Elle savait qu'il ne la quitterait plus tant qu'elle ne lui aurait pas cédé. Ce n'était pas une récompense qu'il exigeait. C'était autre chose.
En vérité, elle avait très envie de faire l'amour avec lui. Il exerçait sur elle un étrange attrait contre lequel elle ne pouvait lutter. Était-ce dû à ce serpent diabolique dont il avait parfois le regard? Ou bien à cause de cette personnalité singulière, sans attache, faite de douceur et de brutalité, de cet esprit indépendant, irrespectueux, provocateur, qui ne prenait rien au sérieux? Souvent, elle se surprenait à espérer que ses mains se posent sur elle et la prennent sans qu'elle se défendît.
Mais elle redoutait aussi cet instant. Si elle se donnait, il se montrerait possessif. Elle lui appartiendrait totalement. Elle aurait voulu avoir le courage de le repousser, de le fuir. Pourtant, elle sentait que le moment approchait où elle ramperait vers lui comme une panthère domptée. Et, bien que tout son être se révoltât contre cette image, son corps se faisait chaque soir plus exigeant, et ses reins plus douloureux. Ainsi découvrit-elle qu'elle était une femme, une femelle qui attendait le bon plaisir de l'homme. Sans conviction, elle s'était promis de ne rien faire, d'attendre qu'il fît le premier pas.
Un soir enfin, alors qu'ils avaient fait halte dans une grange abandonnée, il lui saisit la main sans un mot et l'entraîna à l'écart. Elle n'eut pas la force de résister.
Les paroles étaient inutiles, tous deux le savaient. Elle avait déjà approché un homme, bien longtemps auparavant, peut-être dans une autre vie. Mais il lui semblait que c'était la première fois. Elle fut envahie d'un frisson inconnu dont elle ne savait pas qu'il était provoqué par un désir trop intense. Lorsque le jeune homme la prit dans ses bras, elle le laissa faire. Le regard fiévreux qu'elle lui dédia le désarçonna quelque peu et il hésita, soudain en proie à un curieux tremblement. Il voulut se justifier, maladroitement. Elle lui posa un doigt sur les lèvres et ferma les yeux. Il l'avait déjà embrassée une fois. Elle ne l'avait pas oublié. Leur deuxième baiser fut plus enivrant encore. Nelvéa perdit peu à peu la notion de la réalité. Ce démon savait faire vibrer le corps d'une femme. Même si au fond d'ellemême grondait la révolte, même s'il lui répugnait de devenir un objet de plaisir, docile et consentant, elle découvrit pour la première fois la jouissance empreinte de perversité d'être soumise à un maître. Maaskar était d'une nature dominatrice, conquérante. Elle se plia à tous ses désirs, ses caprices, se maudissant d'offrir à un homme tant de pouvoir sur elle-même et, paradoxalement, exaltée à l'idée de n'être plus une chose, un jouet entre les mains d'un seigneur exigeant.

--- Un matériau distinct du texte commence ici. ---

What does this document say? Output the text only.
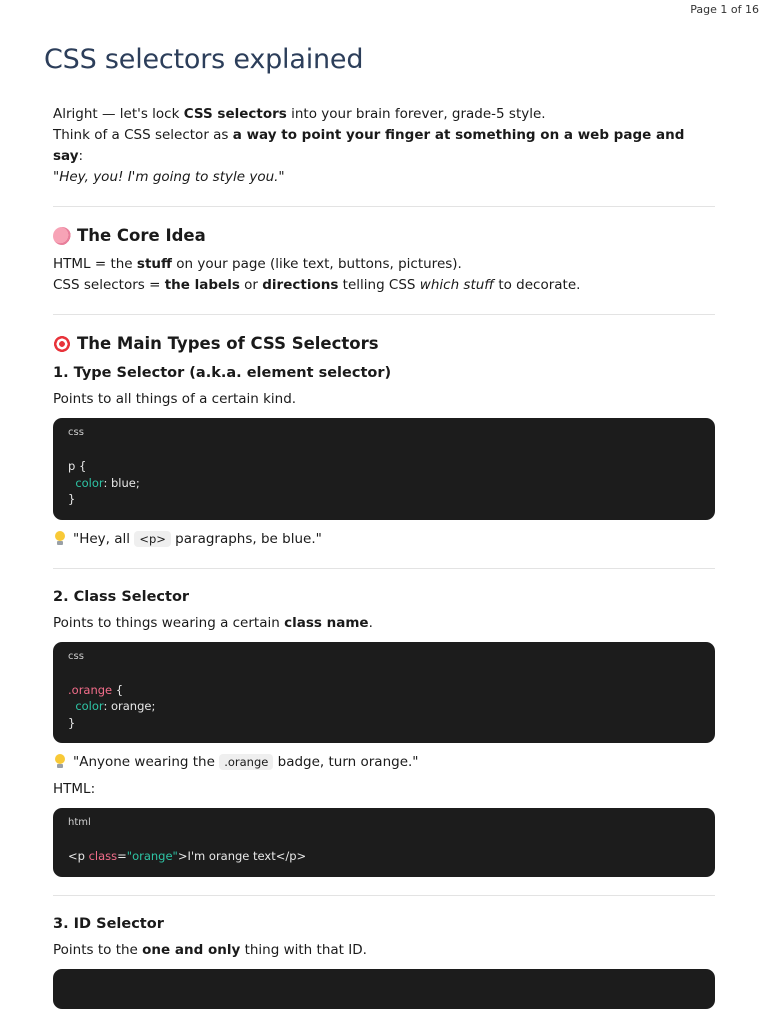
Page 1 of 16
CSS selectors explained

Alright — let's lock CSS selectors into your brain forever, grade-5 style.

Think of a CSS selector as a way to point your finger at something on a web page and say:

"Hey, you! I'm going to style you."

The Core Idea

HTML = the stuff on your page (like text, buttons, pictures).

CSS selectors = the labels or directions telling CSS which stuff to decorate.

The Main Types of CSS Selectors
1. Type Selector (a.k.a. element selector)

Points to all things of a certain kind.

css
p {
color: blue;
}
"Hey, all <p> paragraphs, be blue."
2. Class Selector

Points to things wearing a certain class name.

css
.orange {
color: orange;
}
"Anyone wearing the .orange badge, turn orange."

HTML:

html
<p class="orange">I'm orange text</p>
3. ID Selector

Points to the one and only thing with that ID.
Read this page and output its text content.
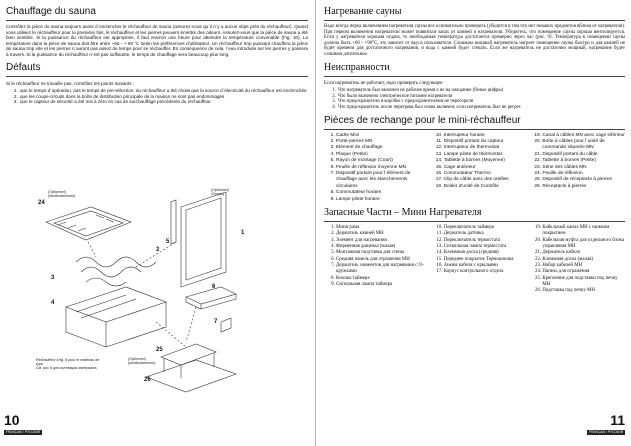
Chauffage du sauna

Contrôlez la pièce du sauna toujours avant d´enclencher le réchauffeur de sauna (assurez-vous qu´il n´y a aucun objet près du réchauffeur). Quand vous utilisez le réchauffeur pour la première fois, le réchauffeur et les pierres peuvent émettre des odeurs. Assurez-vous que la pièce de sauna a été bien ventilée. Si la puissance du réchauffeur est appropriée, il faut environ une heure pour atteindre la température convenable (Fig. 10). La température dans la pièce de sauna doit être entre +60 - + 90 ˚C selon les préférences d'utilisateur. Un réchauffeur trop puissant chauffera la pièce de sauna trop vite et les pierres n´auront pas assez de temps pour se réchauffer. En conséquence de cela, l´eau introduite sur les pierres y passera à travers. Si la puissance du réchauffeur n´est pas suffisante, le temps de chauffage sera beaucoup plus long.

Défauts
Si le réchauffeur ne travaille pas, contrôlez les points suivants :
1. que le temps d´opération, pas le temps de pre-sélection, du réchauffeur a été choisi que la source d´électricité du réchauffeur est enclenchée
2. que les coupe-circuits dans la boîte de distribution principale de la maison ne sont pas endommagés
3. que le capteur de sécurité a été mis à zéro en cas de surchauffage précédente du réchauffeur
(Optionnel)
(необязательно)
(Optionnel)
(Опция)
Réchauffeur à fig. 8 pour le matériau de type
См. рис 8 для коллекции материала
(Optionnel)
(необязательно)
24
1
2
3
4
5
6
7
25
26
10
FRANÇAIS / РУССКИЙ
Нагревание сауны

Надо всегда перед включением нагревателя сауны все основательно проверить (убедится в том что нет никаких предметов вблизи от нагревателя). При первом включении нагреватели может появиться запах от камней и нагревателя. Убедитесь, что помещение сауны хорошо вентилируется. Если у нагревателя хорошая отдача, то необходимая температура достигается примерно через час (рис. 9). Температура в помещении сауны должна быть +60 - +90°С, это зависит от вкуса пользователя. Слишком мощный нагреватель нагреет помещение сауны быстро и для камней не будет времени для достаточного нагревания, и вода с камней будет стекать. Если же нагреватель не достаточно мощный, нагревание будет слишком длительное.

Неисправности
Если нагреватель не работает, надо проверить следующее:
1. Что нагреватель был включен не рабочее время а не на ожидание (белые цифры)
2. Что было включено электрическое питание нагревателя
3. Что предохранители в коробке с предохранителями не перегорели
4. Что предохранитель после перегрева был снова включен, если нагреватель был не регрет.
Pièces de rechange pour le mini-réchauffeur
1. Cadre Mini
2. Porte-pierres MN
3. Elément de chauffage
4. Plaque (Petite)
5. Rayon de montage (Court)
6. Feuille de réflexion moyenne MN
7. Dispositif portant pour l´élément de chauffage avec les étanchements circulaires
8. Commutateur horaire
9. Lampe pilote horaire
10. Interrupteur horaire
11. Dispositif portant du capteur
12. Interrupteur de thermostat
13. Lampe pilote de thermostat
14. Tablette à bornes (Moyenne)
15. Cage antérieur
16. Commutateur Thermo
17. Clip de câble avec des oreilles
18. Boitier d'unité de Contrôle
19. Canal à câbles MN avec cage inférieur
20. Boîte à câbles pour l´unité de commande séparée MN
21. Dispositif portant du câble
22. Tablette à bornes (Petite)
23. Série des câbles MN
24. Feuille de réflexion
25. Dispositif de réceptacle à pierres
26. Réceptacle à pierres
Запасные Части – Мини Нагревателя
1. Мини рама
2. Держатель камней МН
3. Элемент для нагревания
4. Фирменная дощечка (малая)
5. Монтажная подставка для стены
6. Средняя панель для отражения МН
7. Держатель элементов для нагревания с О-кружками
8. Кнопка таймера
9. Сигнальная лампа таймера
10. Переключатель таймера
11. Держатель датчика
12. Переключатель термостата
13. Сигнальная лампа термостата
14. Клеммная доска (средняя)
15. Переднее покрытие Термокнопка
16. Зажим кабеля с крыльями
17. Корпус контрольного отдела
19. Кабельный канал МН с нижним покрытием
20. Кабельная муфта для отдельного блока управления МН
21. Держатель кабеля
22. Клеммная доска (малая)
23. Набор кабелей МН
24. Панель для отражения
25. Крепление для подставки под печку МН
26. Подставка под печку МН
11
FRANÇAIS / РУССКИЙ
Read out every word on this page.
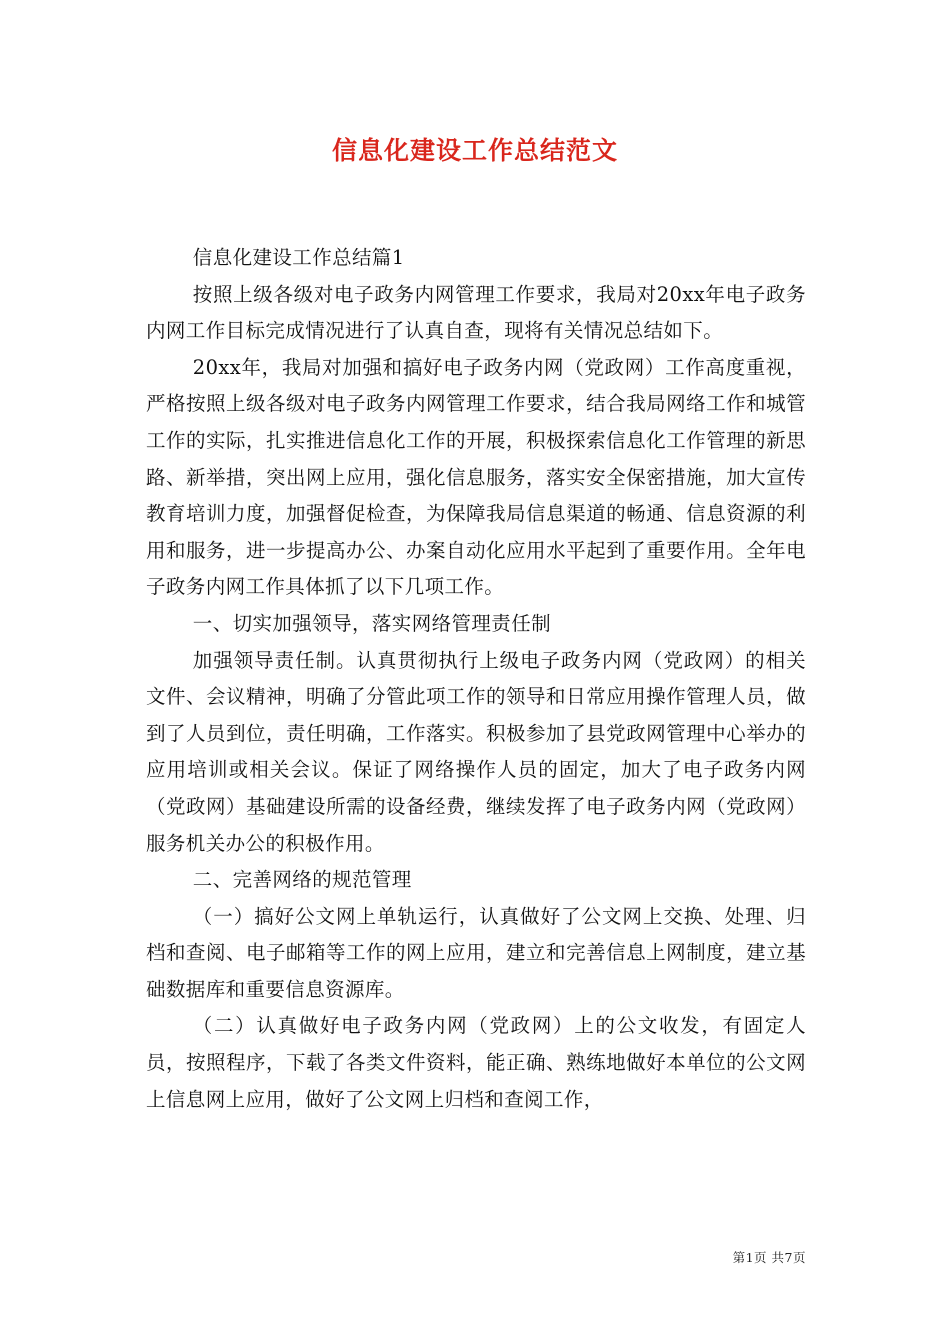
信息化建设工作总结范文

信息化建设工作总结篇1

按照上级各级对电子政务内网管理工作要求，我局对20xx年电子政务内网工作目标完成情况进行了认真自查，现将有关情况总结如下。

20xx年，我局对加强和搞好电子政务内网（党政网）工作高度重视，严格按照上级各级对电子政务内网管理工作要求，结合我局网络工作和城管工作的实际，扎实推进信息化工作的开展，积极探索信息化工作管理的新思路、新举措，突出网上应用，强化信息服务，落实安全保密措施，加大宣传教育培训力度，加强督促检查，为保障我局信息渠道的畅通、信息资源的利用和服务，进一步提高办公、办案自动化应用水平起到了重要作用。全年电子政务内网工作具体抓了以下几项工作。

一、切实加强领导，落实网络管理责任制

加强领导责任制。认真贯彻执行上级电子政务内网（党政网）的相关文件、会议精神，明确了分管此项工作的领导和日常应用操作管理人员，做到了人员到位，责任明确，工作落实。积极参加了县党政网管理中心举办的应用培训或相关会议。保证了网络操作人员的固定，加大了电子政务内网（党政网）基础建设所需的设备经费，继续发挥了电子政务内网（党政网）服务机关办公的积极作用。

二、完善网络的规范管理

（一）搞好公文网上单轨运行，认真做好了公文网上交换、处理、归档和查阅、电子邮箱等工作的网上应用，建立和完善信息上网制度，建立基础数据库和重要信息资源库。

（二）认真做好电子政务内网（党政网）上的公文收发，有固定人员，按照程序，下载了各类文件资料，能正确、熟练地做好本单位的公文网上信息网上应用，做好了公文网上归档和查阅工作，

第1页 共7页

Ils firent l'amour des heures durant, jusqu'à ce que la nuit complice se refermât sur eux et les emportât dans un sommeil réparateur.
Le lendemain, une transformation s'était opérée en elle. Son amant nocturne ne lui avait pas rendu visite. Jamais elle ne s'était sentie aussi bien, et aussi mal à la fois. Elle avait envie d'appartenir totalement à l'homme qui l'avait prise, et elle savait que l'influence qu'il exerçait sur elle était réciproque.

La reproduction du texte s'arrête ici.